Step 2: You are now on the form editing page. You can edit, add information, highlight certain words or phrases, insert crosses or checks, and add images.

Type in the essential material in every segment to create the PDF 3613a

part 1 to filling in hhsc form 3613 a

Indicate the information in Street Address, City State ZIP Code, County, Area Code and Telephone No, Fax Area Code and Telephone No, Parent, BranchAlternate Delivery Site, Confidential Document, This communication including any, Use only for Skilled Nursing, and Form A.

part 2 to entering details in hhsc form 3613 a

Note the necessary data in DADS Intake ID No, Date Reported to DADS, Vendor ID No, Time Reported, Telephone No Fax, City, ZIP Code, Drug Diversion Fire Alarm Failure, Fire, Bomb Threat Firearms in the, Provider Type, Name, Street Address, Incident Category, and Abuse field.

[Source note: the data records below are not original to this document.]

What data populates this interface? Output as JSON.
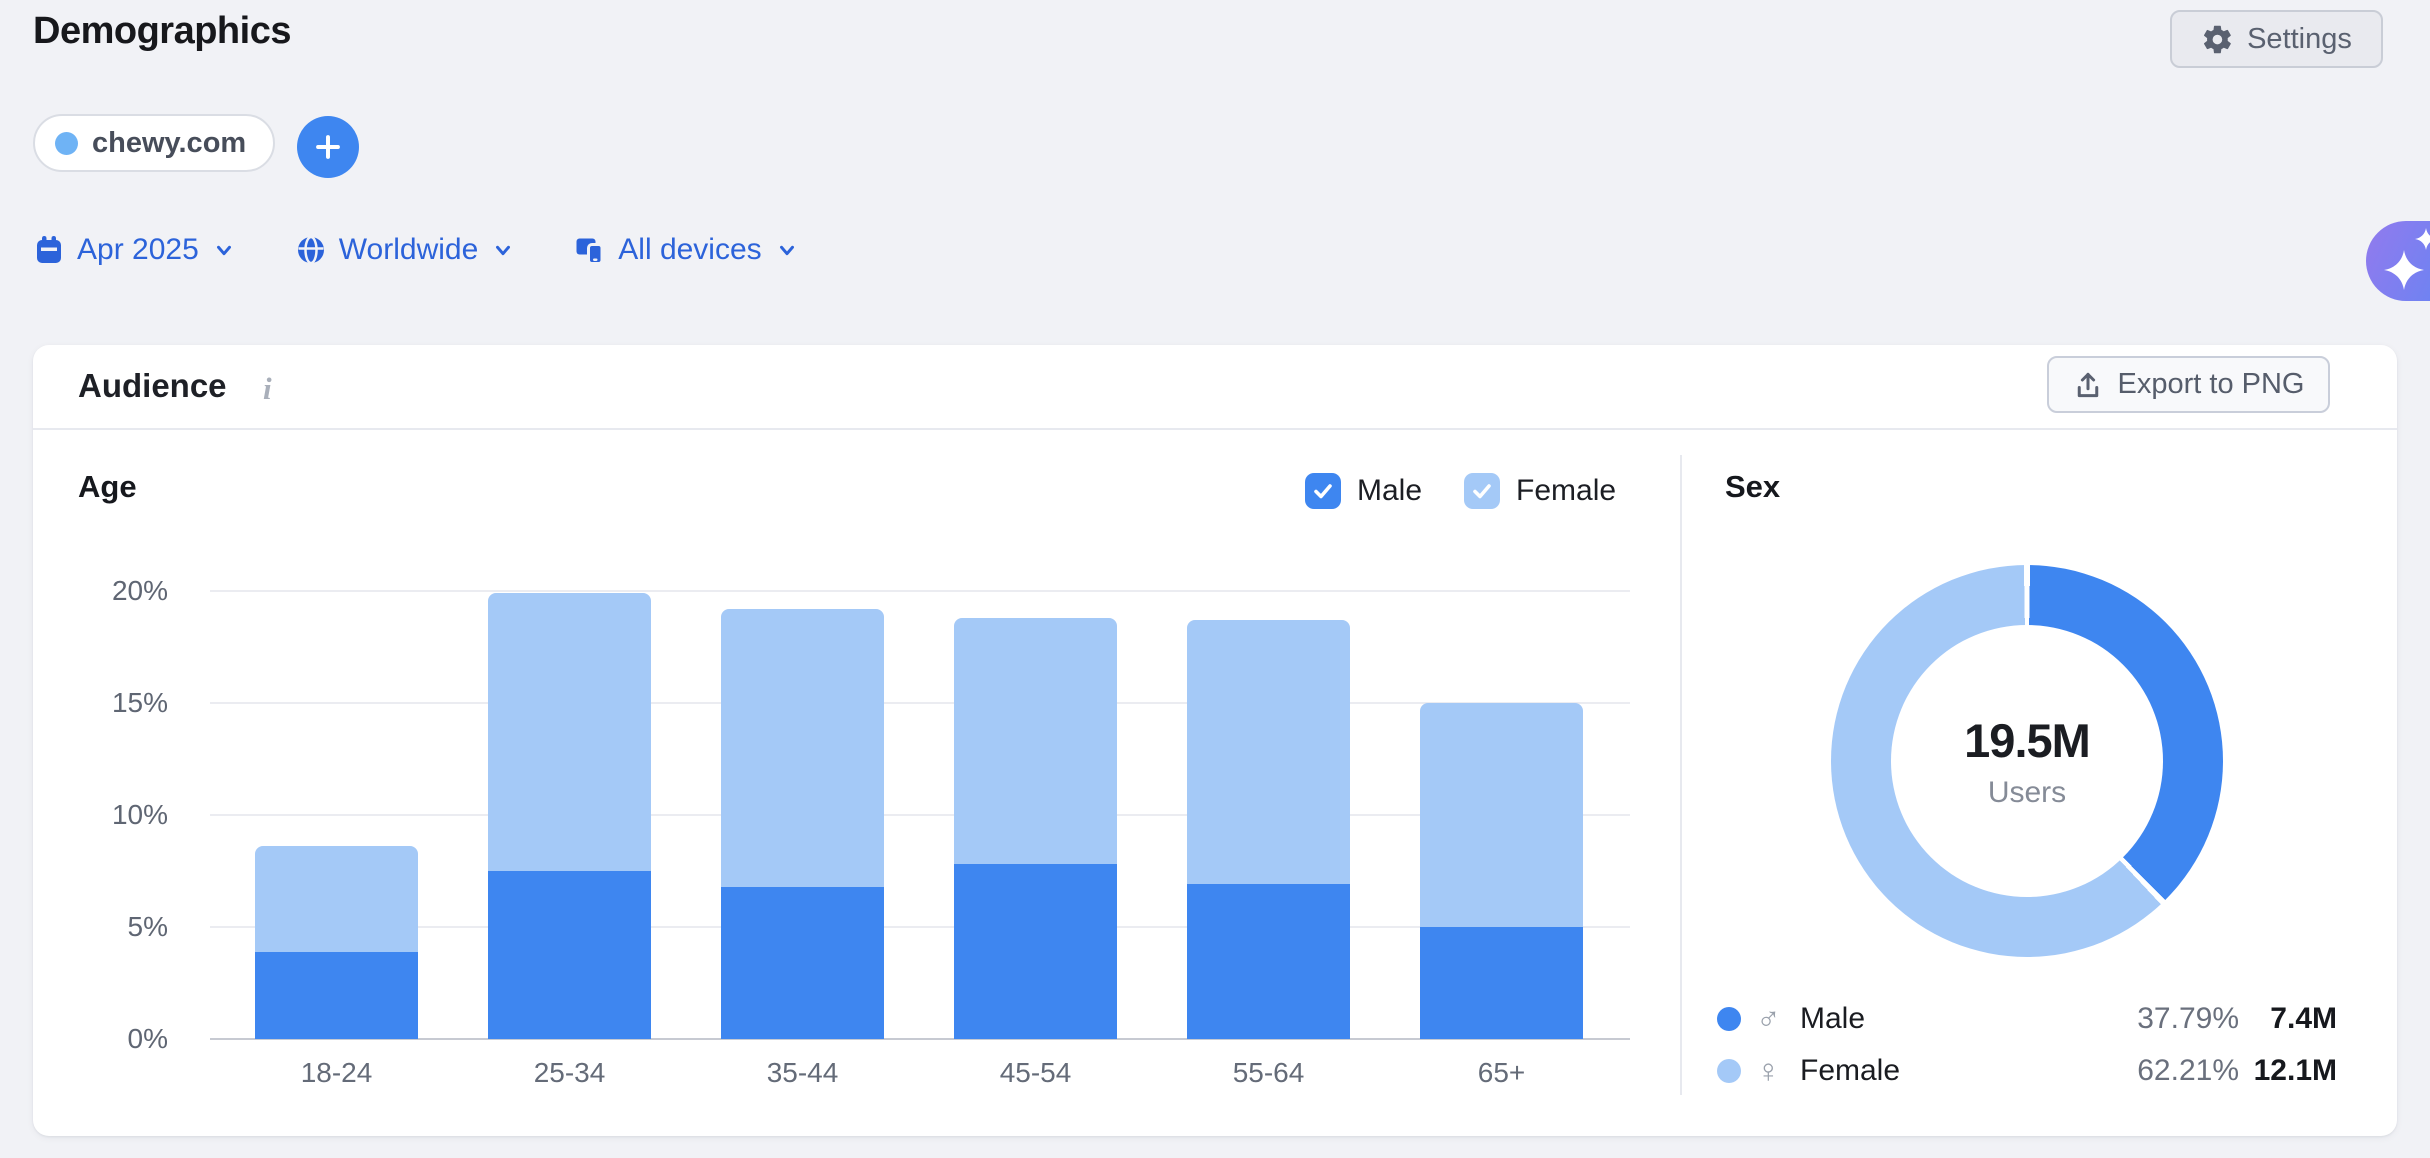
{
  "page": {
    "title": "Demographics"
  },
  "header": {
    "settings_label": "Settings"
  },
  "targets": {
    "domain": "chewy.com",
    "dot_color": "#6FB3F5",
    "add_button_label": "+"
  },
  "filters": {
    "date": "Apr 2025",
    "region": "Worldwide",
    "device": "All devices"
  },
  "card": {
    "title": "Audience",
    "info_icon": "i",
    "export_label": "Export to PNG"
  },
  "age_section": {
    "title": "Age"
  },
  "sex_section": {
    "title": "Sex"
  },
  "colors": {
    "male": "#3E86F0",
    "female": "#A4C9F7",
    "accent_blue": "#2C63DA",
    "grid": "#EBECF1",
    "baseline": "#C7CAD2"
  },
  "chart_data": [
    {
      "type": "bar",
      "stacked": true,
      "title": "Age",
      "categories": [
        "18-24",
        "25-34",
        "35-44",
        "45-54",
        "55-64",
        "65+"
      ],
      "series": [
        {
          "name": "Male",
          "color": "#3E86F0",
          "values": [
            3.9,
            7.5,
            6.8,
            7.8,
            6.9,
            5.0
          ]
        },
        {
          "name": "Female",
          "color": "#A4C9F7",
          "values": [
            4.7,
            12.4,
            12.4,
            11.0,
            11.8,
            10.0
          ]
        }
      ],
      "yticks": [
        {
          "label": "20%",
          "value": 20
        },
        {
          "label": "15%",
          "value": 15
        },
        {
          "label": "10%",
          "value": 10
        },
        {
          "label": "5%",
          "value": 5
        },
        {
          "label": "0%",
          "value": 0
        }
      ],
      "ylim": [
        0,
        20
      ],
      "grid": true,
      "legend_position": "top-right",
      "legend_checked": [
        true,
        true
      ]
    },
    {
      "type": "pie",
      "donut": true,
      "title": "Sex",
      "start_angle": "top",
      "direction": "clockwise",
      "center": {
        "value": "19.5M",
        "label": "Users"
      },
      "series": [
        {
          "label": "Male",
          "symbol": "♂",
          "percent": 37.79,
          "percent_label": "37.79%",
          "users": "7.4M",
          "color": "#3E86F0"
        },
        {
          "label": "Female",
          "symbol": "♀",
          "percent": 62.21,
          "percent_label": "62.21%",
          "users": "12.1M",
          "color": "#A4C9F7"
        }
      ]
    }
  ]
}
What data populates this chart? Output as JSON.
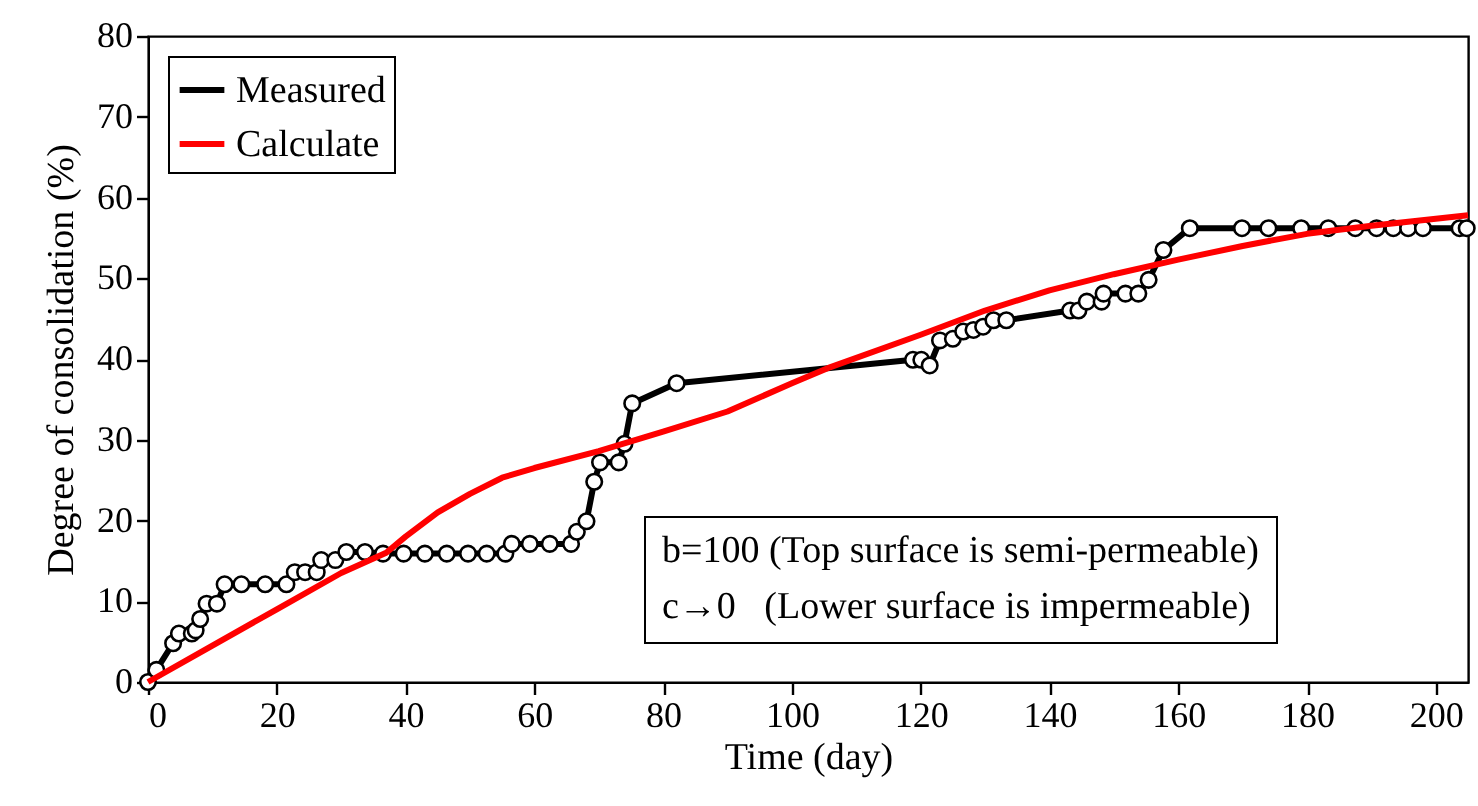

hhsc form 3613 a DADS Intake ID No, Date Reported to DADS, Vendor  ID No, Time Reported, Telephone No   Fax, City, ZIP Code, Drug Diversion Fire Alarm Failure, Fire, Bomb Threat Firearms in the, Provider Type, Name, Street Address, Incident Category, and Abuse fields to complete

The Total assistance No special, Minimal Within hearing Specified, Other, Independently ambulatory History of, Interviewable Verbal aggression, N Capacity to make informed, Physical aggression, Sexual misconduct, Wearing wander guard at time of, Similar allegations, Combativeness Wandering, Other pertinent history, Name, Female, and Male field will be the place to put the rights and obligations of both parties.

Filling out hhsc form 3613 a step 4

Look at the fields Combativeness Wandering, Other pertinent history, Wearing wander guard at time of, and Similar allegations and then complete them.

Entering details in hhsc form 3613 a step 5

Step 3: After you select the Done button, your finished document can be easily transferred to all of your devices or to electronic mail provided by you.

Step 4: To prevent different problems in the long run, be sure to prepare at least several duplicates of the file.